I think it’s great that Chuck Norris is lending a hand to help promote the iWatchTX website, but I’d love to see him cut another PSA to promote the state’s School Marshal and school “guardian” plan, which both allow for armed school staff members to carry on campus. According to
the Texas Tribune, about 84 of the state’s 1,200 school districts have adopted a School Marshal program, which requires staffers to undergo 80 hours of training. More than 200 districts, on the other hand, have authorized certain individuals (and not just district employees) to serve as “guardians,” allowing them to carry on campuses after 16 hours of training.
In Fayetteville ISD, Superintendent Jeff Harvey said the district added the guardian program instead of the more heavily regulated marshal program because it allowed the district to designate a variety of people outside of school staff to be guardians. He requires monthly target training and a psychological exam.

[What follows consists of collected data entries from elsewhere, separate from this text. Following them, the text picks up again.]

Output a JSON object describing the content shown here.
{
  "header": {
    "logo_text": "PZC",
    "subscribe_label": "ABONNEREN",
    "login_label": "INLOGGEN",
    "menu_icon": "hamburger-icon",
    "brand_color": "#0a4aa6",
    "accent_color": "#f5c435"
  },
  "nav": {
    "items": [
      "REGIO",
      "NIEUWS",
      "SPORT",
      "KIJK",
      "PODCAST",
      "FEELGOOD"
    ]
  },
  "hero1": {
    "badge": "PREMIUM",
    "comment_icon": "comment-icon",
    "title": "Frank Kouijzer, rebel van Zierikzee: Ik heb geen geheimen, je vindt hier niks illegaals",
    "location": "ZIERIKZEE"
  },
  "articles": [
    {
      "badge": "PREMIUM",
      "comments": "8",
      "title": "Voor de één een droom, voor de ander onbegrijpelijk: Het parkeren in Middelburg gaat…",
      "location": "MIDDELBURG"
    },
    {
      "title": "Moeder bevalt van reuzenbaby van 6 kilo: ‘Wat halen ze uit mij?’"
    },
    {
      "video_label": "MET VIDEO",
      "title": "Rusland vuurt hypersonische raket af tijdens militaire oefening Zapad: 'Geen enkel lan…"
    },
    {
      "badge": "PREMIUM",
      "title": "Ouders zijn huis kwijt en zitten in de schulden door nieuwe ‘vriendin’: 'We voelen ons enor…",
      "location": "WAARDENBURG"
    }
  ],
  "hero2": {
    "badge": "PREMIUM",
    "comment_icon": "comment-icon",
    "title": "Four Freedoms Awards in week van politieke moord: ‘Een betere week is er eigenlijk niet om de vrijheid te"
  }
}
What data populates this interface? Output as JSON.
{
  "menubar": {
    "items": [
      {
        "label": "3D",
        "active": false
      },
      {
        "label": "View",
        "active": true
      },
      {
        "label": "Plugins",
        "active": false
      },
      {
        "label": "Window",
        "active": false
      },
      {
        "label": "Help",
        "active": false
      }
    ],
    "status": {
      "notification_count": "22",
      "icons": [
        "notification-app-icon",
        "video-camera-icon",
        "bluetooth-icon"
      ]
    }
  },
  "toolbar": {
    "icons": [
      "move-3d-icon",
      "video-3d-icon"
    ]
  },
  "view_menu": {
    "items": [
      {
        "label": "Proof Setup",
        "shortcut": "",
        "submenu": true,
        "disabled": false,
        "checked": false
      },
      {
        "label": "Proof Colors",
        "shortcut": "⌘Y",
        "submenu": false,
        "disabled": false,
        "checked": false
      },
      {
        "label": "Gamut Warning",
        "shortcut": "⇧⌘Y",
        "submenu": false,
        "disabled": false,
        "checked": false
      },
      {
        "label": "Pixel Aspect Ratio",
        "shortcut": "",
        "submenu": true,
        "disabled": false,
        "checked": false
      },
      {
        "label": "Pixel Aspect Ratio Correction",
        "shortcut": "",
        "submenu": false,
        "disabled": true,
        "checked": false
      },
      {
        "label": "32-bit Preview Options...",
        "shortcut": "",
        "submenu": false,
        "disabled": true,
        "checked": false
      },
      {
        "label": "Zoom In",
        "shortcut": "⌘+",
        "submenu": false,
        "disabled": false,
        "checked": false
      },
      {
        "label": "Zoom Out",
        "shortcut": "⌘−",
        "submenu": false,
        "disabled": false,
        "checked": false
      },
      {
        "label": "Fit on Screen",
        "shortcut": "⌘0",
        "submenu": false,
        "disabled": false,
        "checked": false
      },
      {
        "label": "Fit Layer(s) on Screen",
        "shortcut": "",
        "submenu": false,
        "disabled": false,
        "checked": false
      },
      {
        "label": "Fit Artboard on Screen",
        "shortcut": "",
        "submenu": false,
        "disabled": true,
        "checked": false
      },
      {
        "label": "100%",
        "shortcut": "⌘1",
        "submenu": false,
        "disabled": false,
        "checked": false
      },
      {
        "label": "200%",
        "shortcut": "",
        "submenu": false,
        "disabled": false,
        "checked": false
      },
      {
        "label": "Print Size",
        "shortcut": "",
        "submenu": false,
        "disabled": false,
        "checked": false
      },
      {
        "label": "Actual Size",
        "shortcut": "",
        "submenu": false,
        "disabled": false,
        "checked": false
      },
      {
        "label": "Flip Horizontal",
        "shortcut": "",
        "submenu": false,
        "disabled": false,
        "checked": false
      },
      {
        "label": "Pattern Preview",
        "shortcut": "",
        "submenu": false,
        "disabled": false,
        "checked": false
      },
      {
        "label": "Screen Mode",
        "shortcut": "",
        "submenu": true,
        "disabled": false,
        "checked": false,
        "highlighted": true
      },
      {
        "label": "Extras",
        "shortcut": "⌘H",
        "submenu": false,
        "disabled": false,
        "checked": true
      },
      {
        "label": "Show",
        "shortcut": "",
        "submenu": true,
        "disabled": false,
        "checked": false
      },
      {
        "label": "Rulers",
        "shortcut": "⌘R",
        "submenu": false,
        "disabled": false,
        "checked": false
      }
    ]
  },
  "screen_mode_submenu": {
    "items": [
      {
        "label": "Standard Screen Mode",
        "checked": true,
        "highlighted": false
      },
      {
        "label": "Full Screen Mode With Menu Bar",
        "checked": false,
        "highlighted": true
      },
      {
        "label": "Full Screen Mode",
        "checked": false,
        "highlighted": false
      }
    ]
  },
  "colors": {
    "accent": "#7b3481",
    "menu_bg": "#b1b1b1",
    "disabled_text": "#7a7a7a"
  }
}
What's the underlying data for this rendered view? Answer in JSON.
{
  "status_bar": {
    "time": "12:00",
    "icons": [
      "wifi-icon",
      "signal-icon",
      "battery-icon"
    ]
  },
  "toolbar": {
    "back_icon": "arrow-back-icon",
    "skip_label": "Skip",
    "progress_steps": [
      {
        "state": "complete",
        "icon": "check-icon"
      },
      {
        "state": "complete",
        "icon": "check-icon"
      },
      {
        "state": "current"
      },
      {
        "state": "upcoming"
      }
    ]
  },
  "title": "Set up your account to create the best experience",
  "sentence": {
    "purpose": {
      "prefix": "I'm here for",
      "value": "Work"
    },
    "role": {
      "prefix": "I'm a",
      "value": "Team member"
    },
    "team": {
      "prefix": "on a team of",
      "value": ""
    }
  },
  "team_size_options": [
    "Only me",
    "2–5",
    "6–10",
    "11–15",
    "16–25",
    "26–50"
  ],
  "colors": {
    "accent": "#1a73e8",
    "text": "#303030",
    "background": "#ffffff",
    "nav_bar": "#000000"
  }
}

While the district has not had to use the guardians, Harvey said a few years ago it received a tip that a suspicious individual was approaching a campus. They initiated a shelter-in-place order and deployed guardians across the campus.
“It turns out no one came toward the school, but we were prepared and ready,” Harvey said. “It felt really good having the program in place at that time and how well it performed in terms of readiness for that specific encounter.”
About 25% of Texas school districts already have either a “guardian” program or the School Marshal system in place, which means there’s still plenty of room for growth. It might be impossible for every campus to have its own Chuck Norris clone on hand, but thankfully you don’t have to be a Texas Ranger to protect students against a targeted attack in their classroom. You just have to be someone with a willingness to serve as a first line of defense and the free time to undergo the required training, and I suspect there are plenty of educators in the Lone Star State who fit that bill and would be eager to volunteer if and when their districts adopt one of these measures.